En vistas a esto, resulta enormemente beneficioso saber desarrollar habilidades asertivas a la hora de comunicarnos en familia. Algunas formas de conducta asertiva serían saber decir “no”, aceptar una crítica si pensamos que tiene razón o confrontarla si no es así, aceptar cumplidos y elogios sin expresar falsa modestia, etc.

¿Cómo conseguir una buena comunicación familiar?

  • Conversad frecuentemente

En la actualidad, encontrar tiempo libre para pasar en familia resulta, cada vez más, todo un desafío. No obstante, no debemos considerar el tiempo en familia como ‘tiempo libre’, sino que debemos apreciarlo como una responsabilidad, haciéndola parte de nuestra cotidianidad.

Por ejemplo, proponte dedicar un momento específico del día para hablar con tus hijos, como la hora antes de dormir, un periodo de tiempo al día para pasar en familia o planifica reuniones familiares.

Familia charlando para mantener un buena comunicación.
  • Centraos en vuestros puntos fuertes como familia

Según Rick Peterson y Stephen Green, especialistas en desarrollo humano, las familias saludables exitosas realizan un inventario de sus fortalezas y debilidades de forma periódica.
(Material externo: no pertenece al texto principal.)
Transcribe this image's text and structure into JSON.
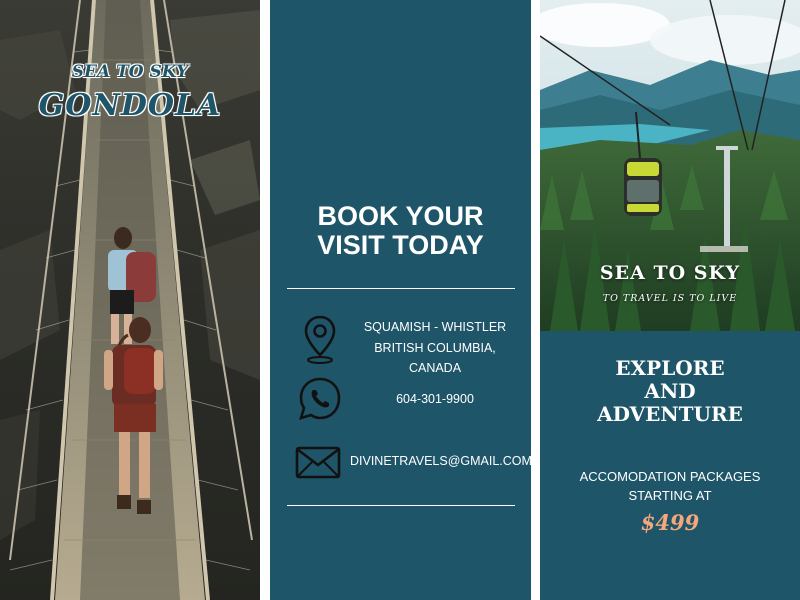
{
  "left_panel": {
    "title_line1": "SEA TO SKY",
    "title_line2": "GONDOLA",
    "image": "suspension-bridge-photo"
  },
  "middle_panel": {
    "heading_line1": "BOOK YOUR",
    "heading_line2": "VISIT TODAY",
    "contacts": [
      {
        "icon": "location-pin-icon",
        "line1": "SQUAMISH - WHISTLER",
        "line2": "BRITISH COLUMBIA, CANADA"
      },
      {
        "icon": "whatsapp-phone-icon",
        "line1": "604-301-9900"
      },
      {
        "icon": "mail-envelope-icon",
        "line1": "DIVINETRAVELS@GMAIL.COM"
      }
    ]
  },
  "right_panel": {
    "image": "gondola-mountain-photo",
    "photo_title": "SEA TO SKY",
    "photo_tagline": "TO TRAVEL IS TO LIVE",
    "heading_line1": "EXPLORE",
    "heading_line2": "AND",
    "heading_line3": "ADVENTURE",
    "sub_line1": "ACCOMODATION PACKAGES",
    "sub_line2": "STARTING AT",
    "price": "$499"
  },
  "colors": {
    "teal": "#1e5568",
    "price_accent": "#f4a87c",
    "text": "#ffffff"
  }
}
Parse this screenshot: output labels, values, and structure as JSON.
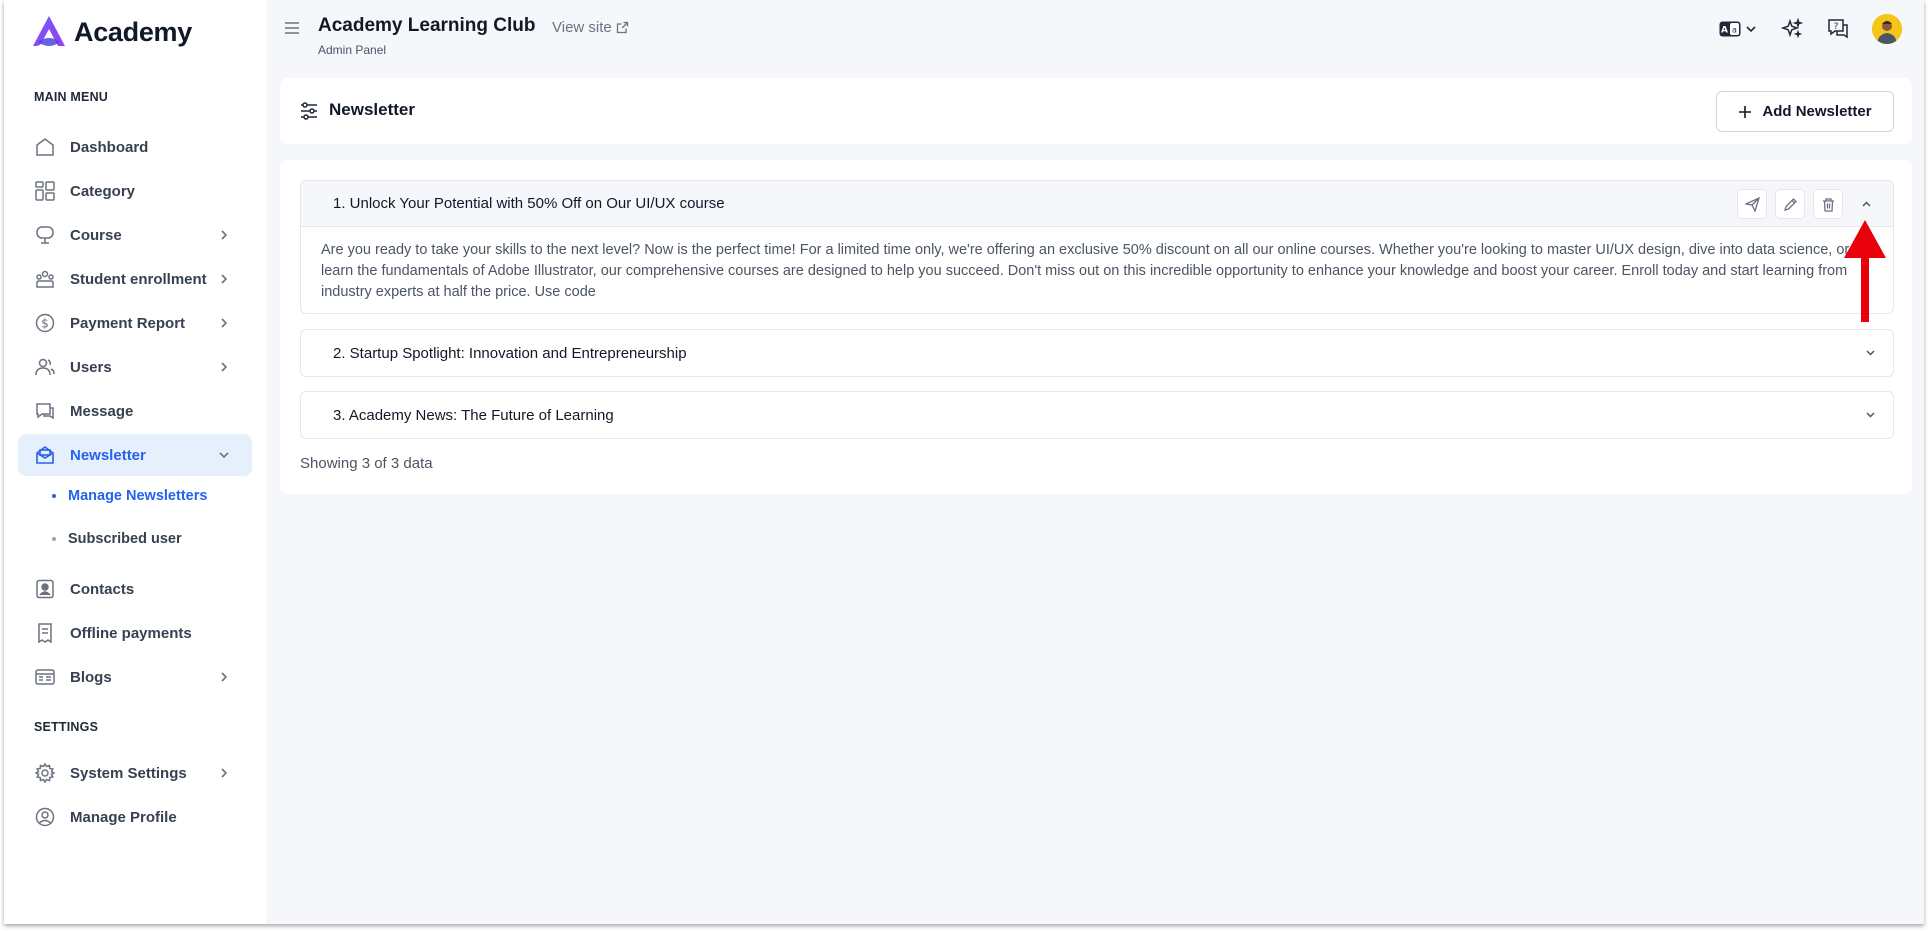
{
  "brand": {
    "name": "Academy"
  },
  "sidebar": {
    "main_menu_title": "MAIN MENU",
    "settings_title": "SETTINGS",
    "items": [
      {
        "label": "Dashboard"
      },
      {
        "label": "Category"
      },
      {
        "label": "Course"
      },
      {
        "label": "Student enrollment"
      },
      {
        "label": "Payment Report"
      },
      {
        "label": "Users"
      },
      {
        "label": "Message"
      },
      {
        "label": "Newsletter"
      },
      {
        "label": "Contacts"
      },
      {
        "label": "Offline payments"
      },
      {
        "label": "Blogs"
      },
      {
        "label": "System Settings"
      },
      {
        "label": "Manage Profile"
      }
    ],
    "newsletter_sub": [
      {
        "label": "Manage Newsletters"
      },
      {
        "label": "Subscribed user"
      }
    ]
  },
  "topbar": {
    "title": "Academy Learning Club",
    "subtitle": "Admin Panel",
    "view_site": "View site"
  },
  "page": {
    "title": "Newsletter",
    "add_button": "Add Newsletter"
  },
  "newsletters": [
    {
      "title": "1. Unlock Your Potential with 50% Off on Our UI/UX course",
      "body": "Are you ready to take your skills to the next level? Now is the perfect time! For a limited time only, we're offering an exclusive 50% discount on all our online courses. Whether you're looking to master UI/UX design, dive into data science, or learn the fundamentals of Adobe Illustrator, our comprehensive courses are designed to help you succeed. Don't miss out on this incredible opportunity to enhance your knowledge and boost your career. Enroll today and start learning from industry experts at half the price. Use code"
    },
    {
      "title": "2. Startup Spotlight: Innovation and Entrepreneurship"
    },
    {
      "title": "3. Academy News: The Future of Learning"
    }
  ],
  "showing_text": "Showing 3 of 3 data",
  "colors": {
    "accent": "#2563eb",
    "active_bg": "#e6f0fd",
    "annotation": "#e8000b"
  }
}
Es decir, se trata de hablar y reflexionar en familia sobre aquello que se hace bien o mal, con el fin de tomar medidas para mejorar el entorno familiar.
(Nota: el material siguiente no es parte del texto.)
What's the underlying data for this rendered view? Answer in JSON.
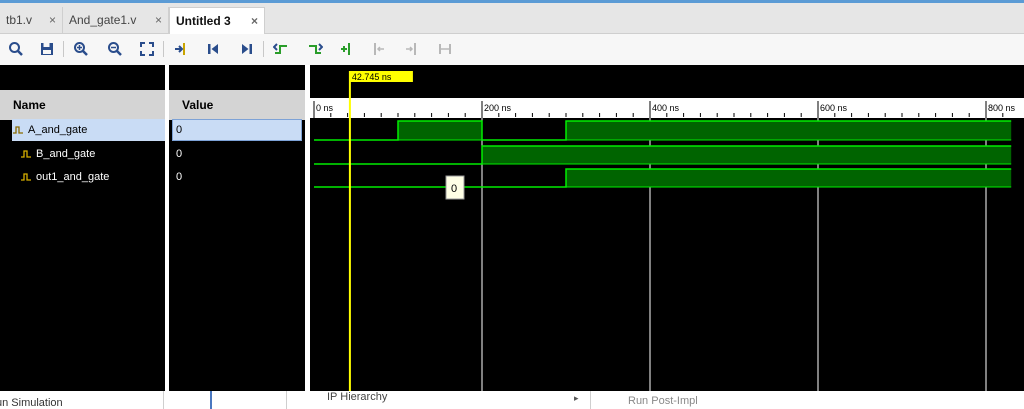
{
  "tabs": [
    {
      "label": "tb1.v",
      "active": false
    },
    {
      "label": "And_gate1.v",
      "active": false
    },
    {
      "label": "Untitled 3",
      "active": true
    }
  ],
  "close_glyph": "×",
  "toolbar": {
    "icons": [
      "search-icon",
      "save-icon",
      "zoom-in-icon",
      "zoom-out-icon",
      "zoom-fit-icon",
      "go-to-cursor-icon",
      "go-to-time-zero-icon",
      "go-to-last-time-icon",
      "previous-transition-icon",
      "next-transition-icon",
      "add-marker-icon",
      "previous-marker-icon",
      "next-marker-icon",
      "swap-cursors-icon"
    ]
  },
  "headers": {
    "name": "Name",
    "value": "Value"
  },
  "signals": [
    {
      "name": "A_and_gate",
      "value": "0",
      "selected": true
    },
    {
      "name": "B_and_gate",
      "value": "0",
      "selected": false
    },
    {
      "name": "out1_and_gate",
      "value": "0",
      "selected": false
    }
  ],
  "cursor": {
    "time_ns": 42.745,
    "label": "42.745  ns",
    "tooltip_value": "0"
  },
  "timeline": {
    "range_ns": [
      0,
      830
    ],
    "major_ticks": [
      {
        "t": 0,
        "label": "0  ns"
      },
      {
        "t": 200,
        "label": "200  ns"
      },
      {
        "t": 400,
        "label": "400  ns"
      },
      {
        "t": 600,
        "label": "600  ns"
      },
      {
        "t": 800,
        "label": "800  ns"
      }
    ]
  },
  "waves": [
    {
      "name": "A_and_gate",
      "segments": [
        [
          0,
          100,
          0
        ],
        [
          100,
          200,
          1
        ],
        [
          200,
          300,
          0
        ],
        [
          300,
          830,
          1
        ]
      ]
    },
    {
      "name": "B_and_gate",
      "segments": [
        [
          0,
          200,
          0
        ],
        [
          200,
          830,
          1
        ]
      ]
    },
    {
      "name": "out1_and_gate",
      "segments": [
        [
          0,
          300,
          0
        ],
        [
          300,
          830,
          1
        ]
      ]
    }
  ],
  "colors": {
    "wave": "#00ee00",
    "wave_fill": "#006400",
    "cursor": "#ffff00",
    "grid": "#ffffff"
  },
  "bottom": {
    "left": "un Simulation",
    "middle": "IP Hierarchy",
    "right": "Run Post-Impl"
  }
}
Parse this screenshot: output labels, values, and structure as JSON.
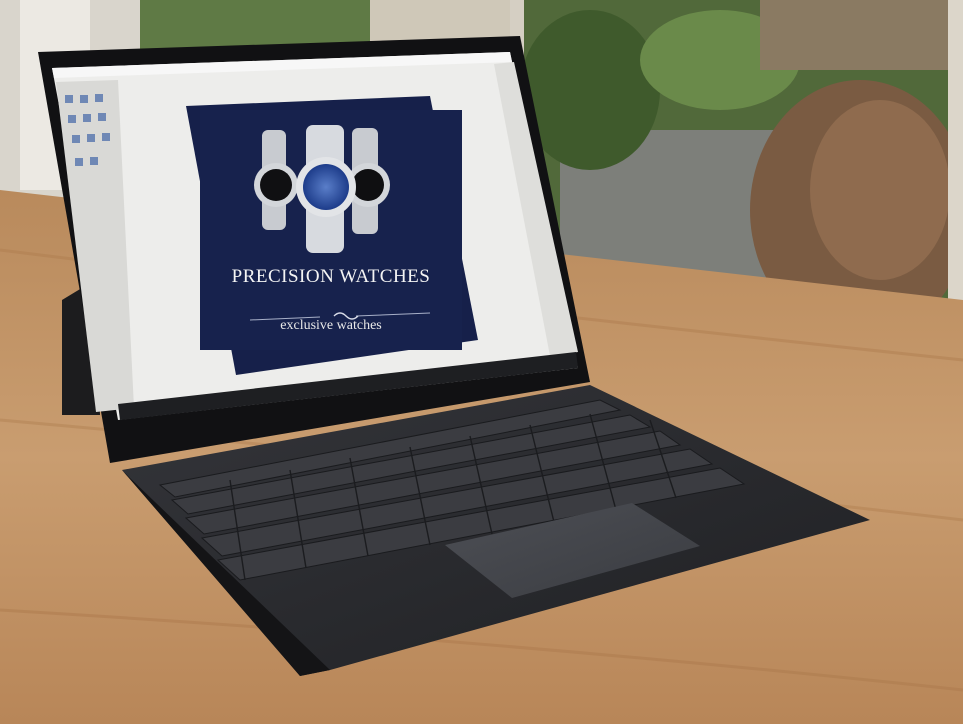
{
  "photo": {
    "subject": "tablet-laptop-with-detachable-keyboard",
    "colors": {
      "table_wood": "#c69a6c",
      "keyboard": "#2a2b2e",
      "bezel": "#121214",
      "poster_navy": "#16204a",
      "garden_green": "#4f6b3a",
      "wall_white": "#e9e6df"
    }
  },
  "screen": {
    "app": "image-editor",
    "poster": {
      "title": "PRECISION WATCHES",
      "subtitle": "exclusive watches"
    }
  }
}
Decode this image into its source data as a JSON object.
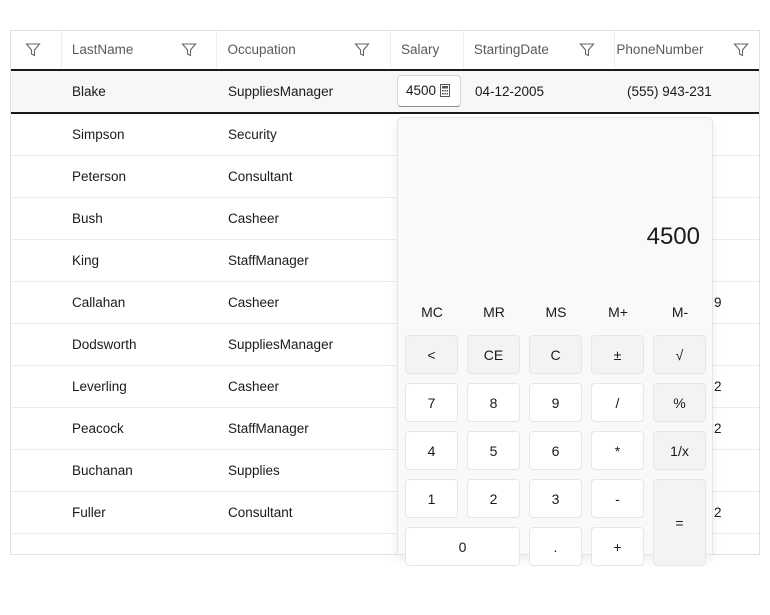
{
  "columns": [
    {
      "label": "",
      "filter": true
    },
    {
      "label": "LastName",
      "filter": true
    },
    {
      "label": "Occupation",
      "filter": true
    },
    {
      "label": "Salary",
      "filter": false
    },
    {
      "label": "StartingDate",
      "filter": true
    },
    {
      "label": "PhoneNumber",
      "filter": true
    }
  ],
  "selected_row": {
    "last_name": "Blake",
    "occupation": "SuppliesManager",
    "salary": "4500",
    "starting_date": "04-12-2005",
    "phone": "(555) 943-231"
  },
  "rows": [
    {
      "last_name": "Simpson",
      "occupation": "Security",
      "phone_tail": ""
    },
    {
      "last_name": "Peterson",
      "occupation": "Consultant",
      "phone_tail": ""
    },
    {
      "last_name": "Bush",
      "occupation": "Casheer",
      "phone_tail": ""
    },
    {
      "last_name": "King",
      "occupation": "StaffManager",
      "phone_tail": ""
    },
    {
      "last_name": "Callahan",
      "occupation": "Casheer",
      "phone_tail": "9"
    },
    {
      "last_name": "Dodsworth",
      "occupation": "SuppliesManager",
      "phone_tail": ""
    },
    {
      "last_name": "Leverling",
      "occupation": "Casheer",
      "phone_tail": "2"
    },
    {
      "last_name": "Peacock",
      "occupation": "StaffManager",
      "phone_tail": "2"
    },
    {
      "last_name": "Buchanan",
      "occupation": "Supplies",
      "phone_tail": ""
    },
    {
      "last_name": "Fuller",
      "occupation": "Consultant",
      "phone_tail": "2"
    }
  ],
  "calculator": {
    "display": "4500",
    "memory": [
      "MC",
      "MR",
      "MS",
      "M+",
      "M-"
    ],
    "keys": [
      [
        "<",
        "CE",
        "C",
        "±",
        "√"
      ],
      [
        "7",
        "8",
        "9",
        "/",
        "%"
      ],
      [
        "4",
        "5",
        "6",
        "*",
        "1/x"
      ],
      [
        "1",
        "2",
        "3",
        "-",
        "="
      ],
      [
        "0",
        ".",
        "+"
      ]
    ]
  }
}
  • Mostrad interés en cada uno de los miembros familiares

Para empezar, resulta fundamental saber escuchar atentamente, sobre todo cuando estamos comunicándonos con nuestra familia. Esto implica hacer todo lo posible por comprender el punto de vista de la otra persona y reconocer y respetar su perspectiva.
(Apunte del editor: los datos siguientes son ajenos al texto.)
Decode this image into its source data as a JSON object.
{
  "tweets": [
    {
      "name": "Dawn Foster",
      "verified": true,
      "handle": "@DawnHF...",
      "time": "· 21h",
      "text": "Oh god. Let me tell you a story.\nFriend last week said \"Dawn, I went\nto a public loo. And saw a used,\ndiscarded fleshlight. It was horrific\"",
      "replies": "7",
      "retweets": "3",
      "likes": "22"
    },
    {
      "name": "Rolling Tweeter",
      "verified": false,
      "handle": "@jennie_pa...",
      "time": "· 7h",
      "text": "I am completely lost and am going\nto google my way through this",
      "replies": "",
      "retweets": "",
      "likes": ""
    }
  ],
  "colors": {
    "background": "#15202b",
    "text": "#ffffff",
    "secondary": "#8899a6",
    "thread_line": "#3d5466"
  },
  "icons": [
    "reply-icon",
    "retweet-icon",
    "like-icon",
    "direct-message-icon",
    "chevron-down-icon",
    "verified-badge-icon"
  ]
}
Sin embargo, una de las claves a la hora de conseguir un ambiente familiar saludable se trata del interés que mostramos hacia nuestros seres queridos. Cuando prestas atención a las preocupaciones y deseos de tus familiares, les demuestras que te importan, al mismo tiempo que se sienten valorados y apreciados.

En resumen, esforzarse por establecer una buena comunicación en familia conlleva numerosos beneficios, como la construcción de mejores relaciones interpersonales, una mayor confianza hacia los miembros familiares, un aumento de la autoestima y satisfacción familiar, y una mejor resolución de problemas y conflictos.

  • Hofstadt, C.J. y Gómez, J.M. (2006). Competencias y habilidades profesionales para universitarios. Ediciones Díaz de Santos. Madrid: España.